Al-Nusra Front and Hayat Tahrir Al-Sham were led by Ahmad Al-Sharaa, formerly Abu Mohammed Al-Julani, who is now Syria’s president and was a leading figure in the offensive that toppled the Assad regime.

The consensus decision by the Security Council’s sanctions committee was announced by the UK, which holds the presidency of the Security Council this month and was acting in the absence of the chair of the committee. It followed a request by the new Syrian authorities to delist “Al-Nusrah Front for the People of the Levant.”

The decision means measures that were applied to Hayat Tahrir Al-Sham under Security Council Resolution 2734, adopted in 2024, no longer apply. As a result, UN member states are notrequired to freeze the group’s funds, restrict the movement of its representatives, or block the supply or transfer of arms and related materiel.

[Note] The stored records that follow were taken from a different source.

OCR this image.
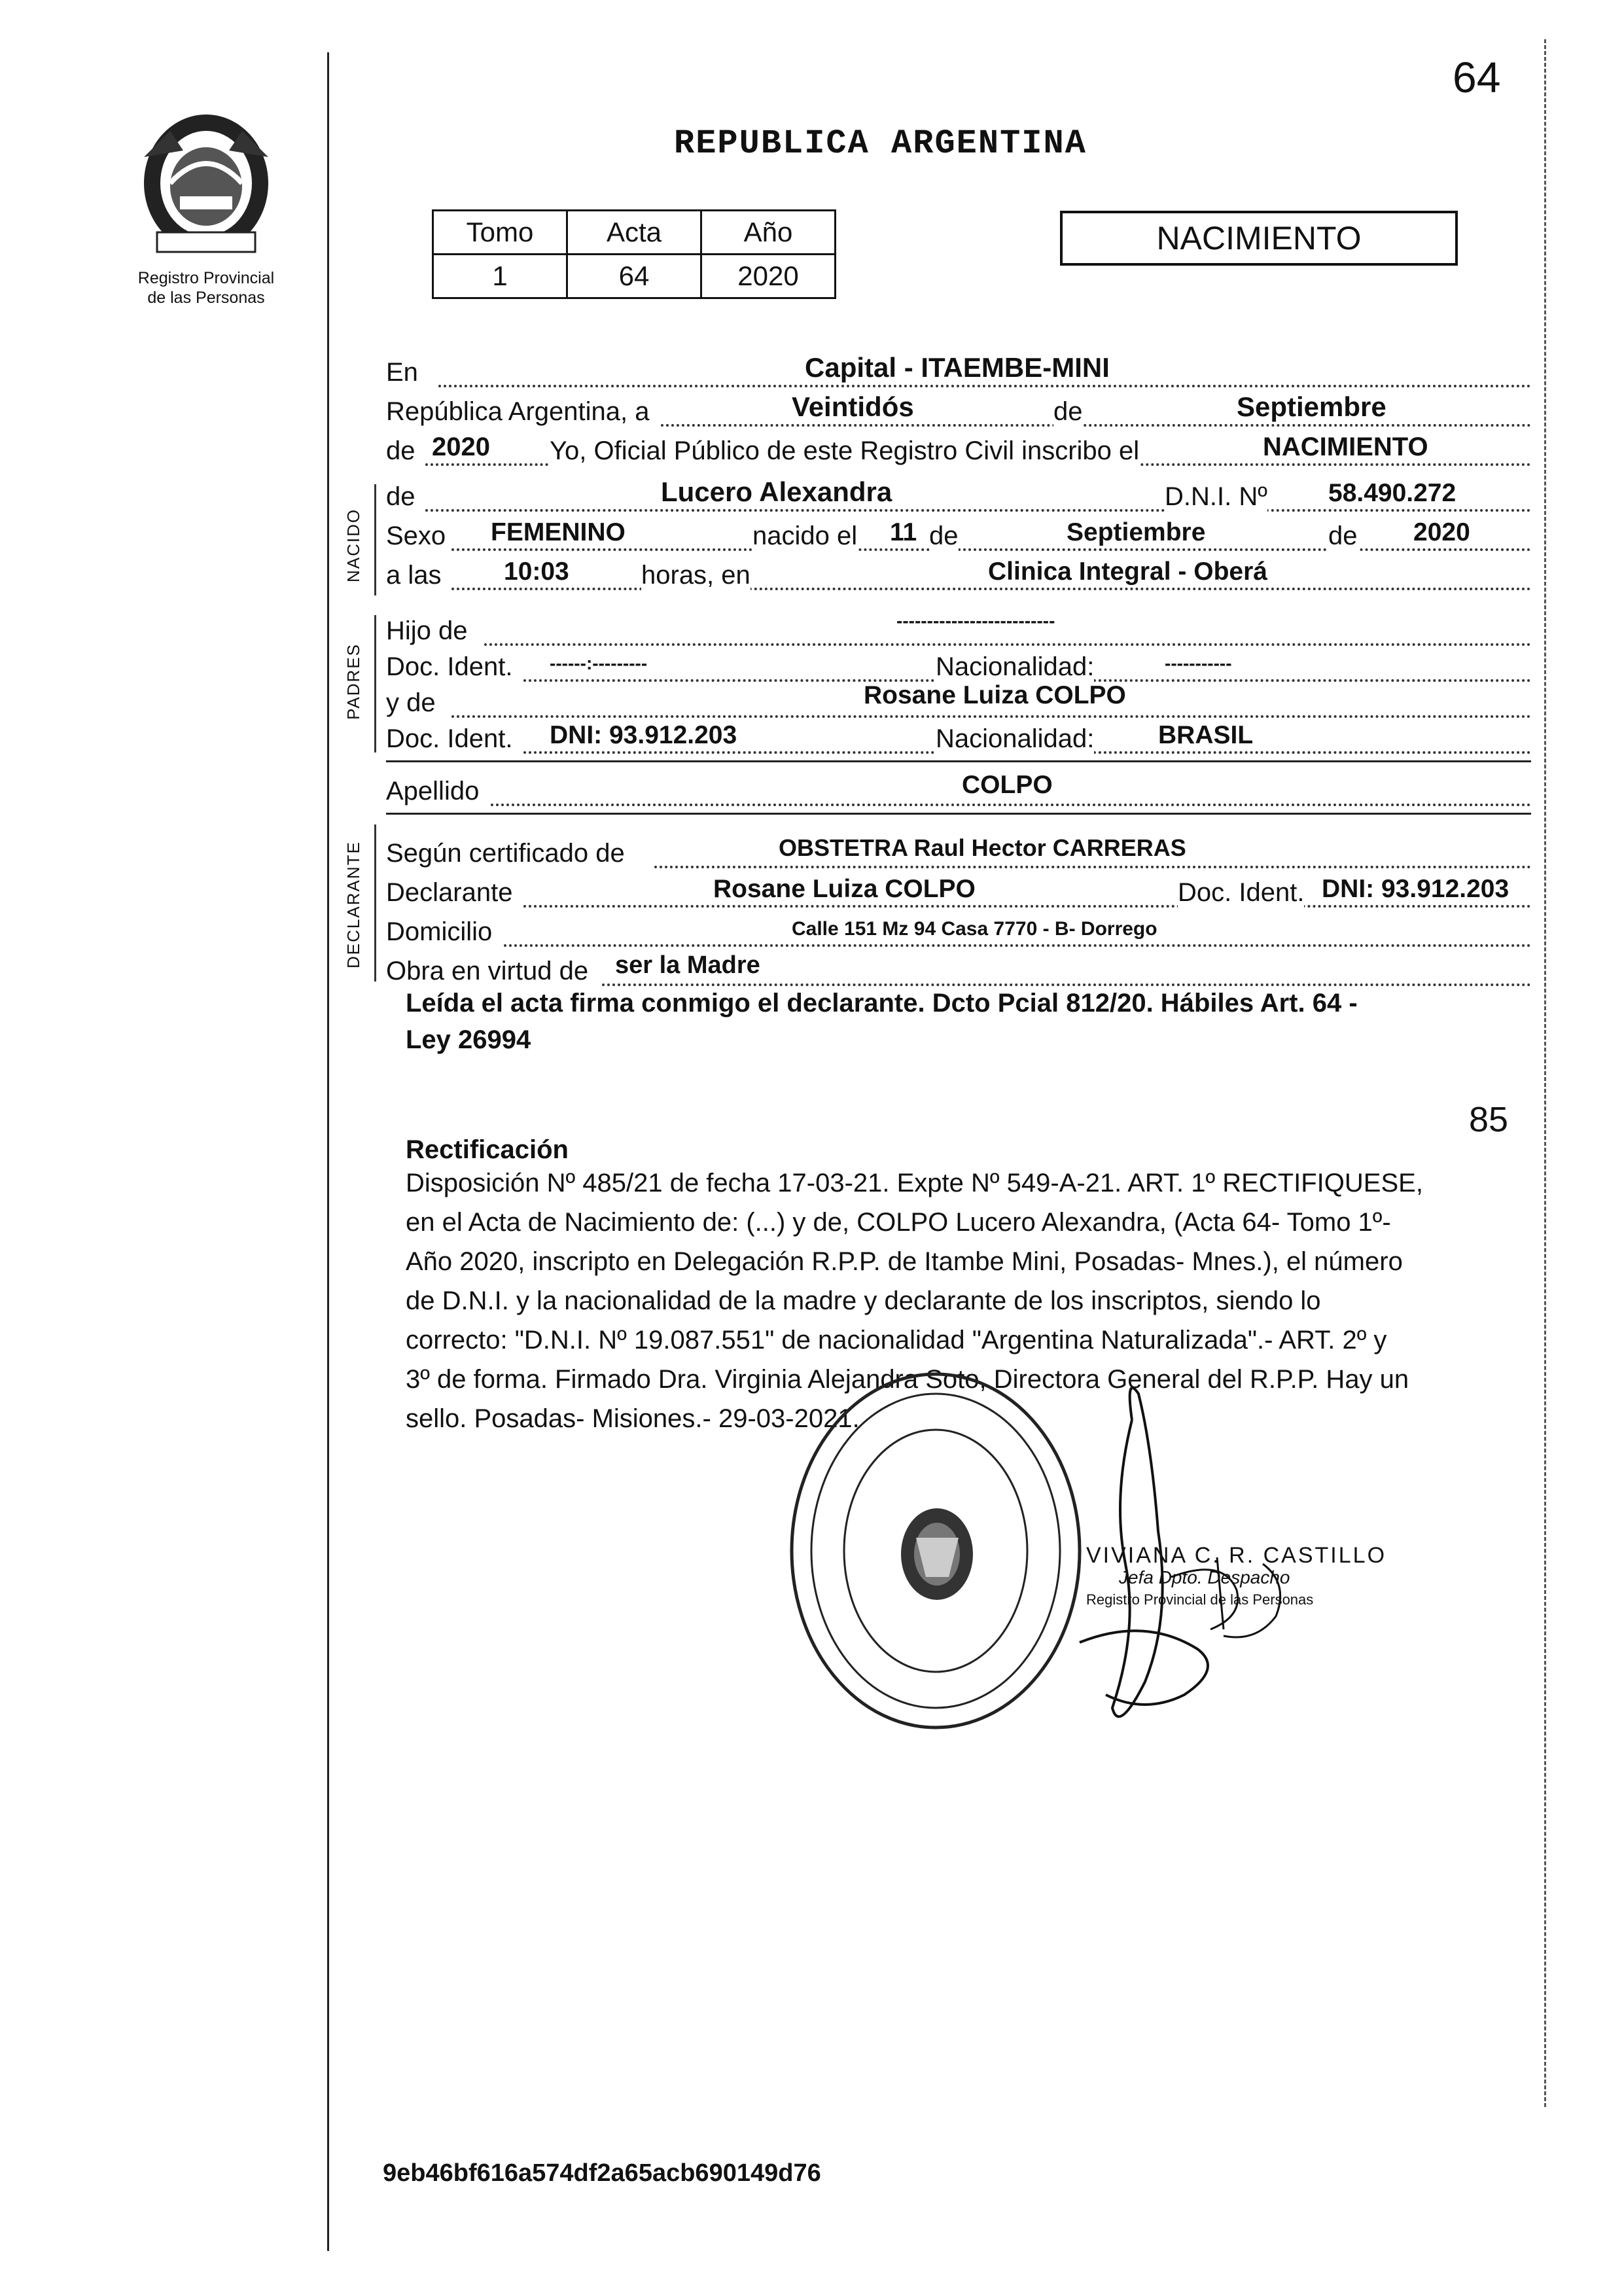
64
Registro Provincial
de las Personas
REPUBLICA ARGENTINA
Tomo	Acta	Año
1	64	2020
NACIMIENTO
En	Capital - ITAEMBE-MINI
República Argentina, a	Veintidós	de	Septiembre
de 2020 Yo, Oficial Público de este Registro Civil inscribo el	NACIMIENTO
NACIDO
de	Lucero Alexandra	D.N.I. Nº 58.490.272
Sexo FEMENINO	nacido el 11 de	Septiembre	de 2020
a las 10:03	horas, en	Clinica Integral - Oberá
PADRES
Hijo de	--------------------------
Doc. Ident. ------:---------	Nacionalidad:	-----------
y de	Rosane Luiza COLPO
Doc. Ident. DNI: 93.912.203	Nacionalidad:	BRASIL
Apellido	COLPO
DECLARANTE Según certificado de	OBSTETRA Raul Hector CARRERAS
Declarante	Rosane Luiza COLPO	Doc. Ident. DNI: 93.912.203
Domicilio	Calle 151 Mz 94 Casa 7770 - B- Dorrego
Obra en virtud de ser la Madre
Leída el acta firma conmigo el declarante. Dcto Pcial 812/20. Hábiles Art. 64 -
Ley 26994
85
Rectificación
Disposición Nº 485/21 de fecha 17-03-21. Expte Nº 549-A-21. ART. 1º RECTIFIQUESE,
en el Acta de Nacimiento de: (...) y de, COLPO Lucero Alexandra, (Acta 64- Tomo 1º-
Año 2020, inscripto en Delegación R.P.P. de Itambe Mini, Posadas- Mnes.), el número
de D.N.I. y la nacionalidad de la madre y declarante de los inscriptos, siendo lo
correcto: "D.N.I. Nº 19.087.551" de nacionalidad "Argentina Naturalizada".- ART. 2º y
3º de forma. Firmado Dra. Virginia Alejandra Soto, Directora General del R.P.P. Hay un
sello. Posadas- Misiones.- 29-03-2021.
VIVIANA C. R. CASTILLO
Jefa Dpto. Despacho
Registro Provincial de las Personas
9eb46bf616a574df2a65acb690149d76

Al-Nusra Front was added to the sanctions list for its ties to Al-Qaeda and involvement in the financing and execution of militant activities during the war in Syria. The UN initially continued to treat the group’s successor organization, Hayat Tahrir Al-Sham, as a listed alias.

Al-Sharaa has said the group severed all prior transnational jihadist links and is now solely focused on local Syrian matters.